# Set up data scientist

In [1]:
%load_ext autoreload
%autoreload 2
import os
import cifar_utils
import clipper_manager as cl
import pandas as pd
import numpy as np
from sklearn import linear_model as lm
from sklearn import svm
import tensorflow as tf
from skimage import io
import matplotlib as mpl
mpl.rc("savefig", dpi=200)
import matplotlib.pyplot as plt
%matplotlib inline


from traitlets.config.manager import BaseJSONConfigManager
cfg_path = "/Users/crankshaw/anaconda2/envs/clipper/etc/jupyter/nbconfig"
cm = BaseJSONConfigManager(config_dir=cfg_path)
cm.update('livereveal', {
              'theme': 'simple',
              'transition': 'none',
              'start_slideshow_at': 'selected',
            'width': 1024,
              'height': 768,
})

# set up ec2 instance
import clipper_manager as cl
ec2_host = "ec2-54-67-123-237.us-west-1.compute.amazonaws.com"
user = "ubuntu"
key = os.path.expanduser("~/.ssh/aws_rsa")
clipper = cl.Cluster(ec2_host, user, key)
# clipper.cleanup()
# clipper.pull_docker_images()


# Load CIFAR-10 data and train/load models
cifar_path = os.path.expanduser("~/model-serving/data/cifar")
train_x, train_y = cifar_utils.filter_data(
    *cifar_utils.load_cifar(cifar_path, cifar_filename="cifar_train.data", norm=True))
test_x, test_y = cifar_utils.filter_data(
    *cifar_utils.load_cifar(cifar_path, cifar_filename="cifar_test.data", norm=True))
# no_norm_x, no_norm_y = cifar_utils.filter_data(
#     *cifar_utils.load_cifar(cifar_path, cifar_filename="cifar_test.data", norm=False))

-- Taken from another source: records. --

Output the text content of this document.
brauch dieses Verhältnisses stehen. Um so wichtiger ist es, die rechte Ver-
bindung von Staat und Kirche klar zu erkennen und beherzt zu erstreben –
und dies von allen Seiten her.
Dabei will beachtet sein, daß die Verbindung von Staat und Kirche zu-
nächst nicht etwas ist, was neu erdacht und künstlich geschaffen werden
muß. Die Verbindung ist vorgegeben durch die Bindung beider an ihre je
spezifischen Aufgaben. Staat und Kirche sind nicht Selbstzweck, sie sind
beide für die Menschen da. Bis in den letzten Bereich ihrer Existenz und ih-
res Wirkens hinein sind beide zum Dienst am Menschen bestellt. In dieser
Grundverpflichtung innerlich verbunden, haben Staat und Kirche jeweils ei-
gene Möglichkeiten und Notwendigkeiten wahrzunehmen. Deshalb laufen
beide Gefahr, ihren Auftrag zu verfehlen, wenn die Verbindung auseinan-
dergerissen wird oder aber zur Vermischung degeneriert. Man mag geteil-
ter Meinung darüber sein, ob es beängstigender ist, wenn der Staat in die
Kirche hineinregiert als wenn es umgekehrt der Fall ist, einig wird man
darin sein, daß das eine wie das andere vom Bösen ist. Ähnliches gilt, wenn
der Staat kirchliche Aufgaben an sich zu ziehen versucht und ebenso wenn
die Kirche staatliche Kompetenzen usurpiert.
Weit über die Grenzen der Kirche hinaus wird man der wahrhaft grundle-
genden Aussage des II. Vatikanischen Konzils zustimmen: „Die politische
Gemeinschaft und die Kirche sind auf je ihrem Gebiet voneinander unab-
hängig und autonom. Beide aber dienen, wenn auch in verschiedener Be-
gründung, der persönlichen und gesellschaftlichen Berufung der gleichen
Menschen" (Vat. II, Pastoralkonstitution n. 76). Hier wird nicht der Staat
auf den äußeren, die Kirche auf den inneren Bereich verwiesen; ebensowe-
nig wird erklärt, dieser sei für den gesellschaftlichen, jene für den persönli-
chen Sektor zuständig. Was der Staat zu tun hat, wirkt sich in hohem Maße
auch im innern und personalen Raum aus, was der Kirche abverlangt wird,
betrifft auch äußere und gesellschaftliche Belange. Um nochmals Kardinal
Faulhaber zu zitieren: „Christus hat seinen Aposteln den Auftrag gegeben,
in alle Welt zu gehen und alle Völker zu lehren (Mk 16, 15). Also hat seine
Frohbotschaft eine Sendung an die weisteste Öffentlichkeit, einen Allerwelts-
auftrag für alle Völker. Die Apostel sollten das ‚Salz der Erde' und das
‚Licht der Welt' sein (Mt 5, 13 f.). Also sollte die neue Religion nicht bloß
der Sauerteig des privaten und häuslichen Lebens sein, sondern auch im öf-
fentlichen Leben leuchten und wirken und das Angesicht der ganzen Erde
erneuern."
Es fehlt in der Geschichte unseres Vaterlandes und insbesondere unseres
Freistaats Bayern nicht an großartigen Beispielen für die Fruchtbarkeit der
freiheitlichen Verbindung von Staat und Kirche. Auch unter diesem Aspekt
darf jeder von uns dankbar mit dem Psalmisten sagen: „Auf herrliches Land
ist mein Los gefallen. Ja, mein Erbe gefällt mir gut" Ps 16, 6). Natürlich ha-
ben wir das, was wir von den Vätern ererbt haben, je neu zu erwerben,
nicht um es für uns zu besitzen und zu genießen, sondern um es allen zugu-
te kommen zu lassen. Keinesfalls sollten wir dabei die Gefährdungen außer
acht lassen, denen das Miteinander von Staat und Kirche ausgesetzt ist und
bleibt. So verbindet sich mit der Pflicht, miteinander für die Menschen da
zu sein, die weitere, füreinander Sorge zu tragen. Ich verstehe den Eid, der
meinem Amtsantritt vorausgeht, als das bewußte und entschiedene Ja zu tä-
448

# Train Scikit-Learn Logistic Regression model
def train_model(m, train_x, train_y):
    m.fit(train_x, train_y)
    return m
lin_model = train_model(lm.LogisticRegression(), train_x, train_y)

# Load pre-trained TF model
tf_cifar_model_path = os.path.expanduser(
    "~/clipper-cpp/examples/cifar_demo/tf_cifar_model/cifar10_model_full")
tf_session = tf.Session('', tf.Graph())
with tf_session.graph.as_default():
    saver = tf.train.import_meta_graph("%s.meta" % tf_cifar_model_path)
    saver.restore(tf_session, tf_cifar_model_path)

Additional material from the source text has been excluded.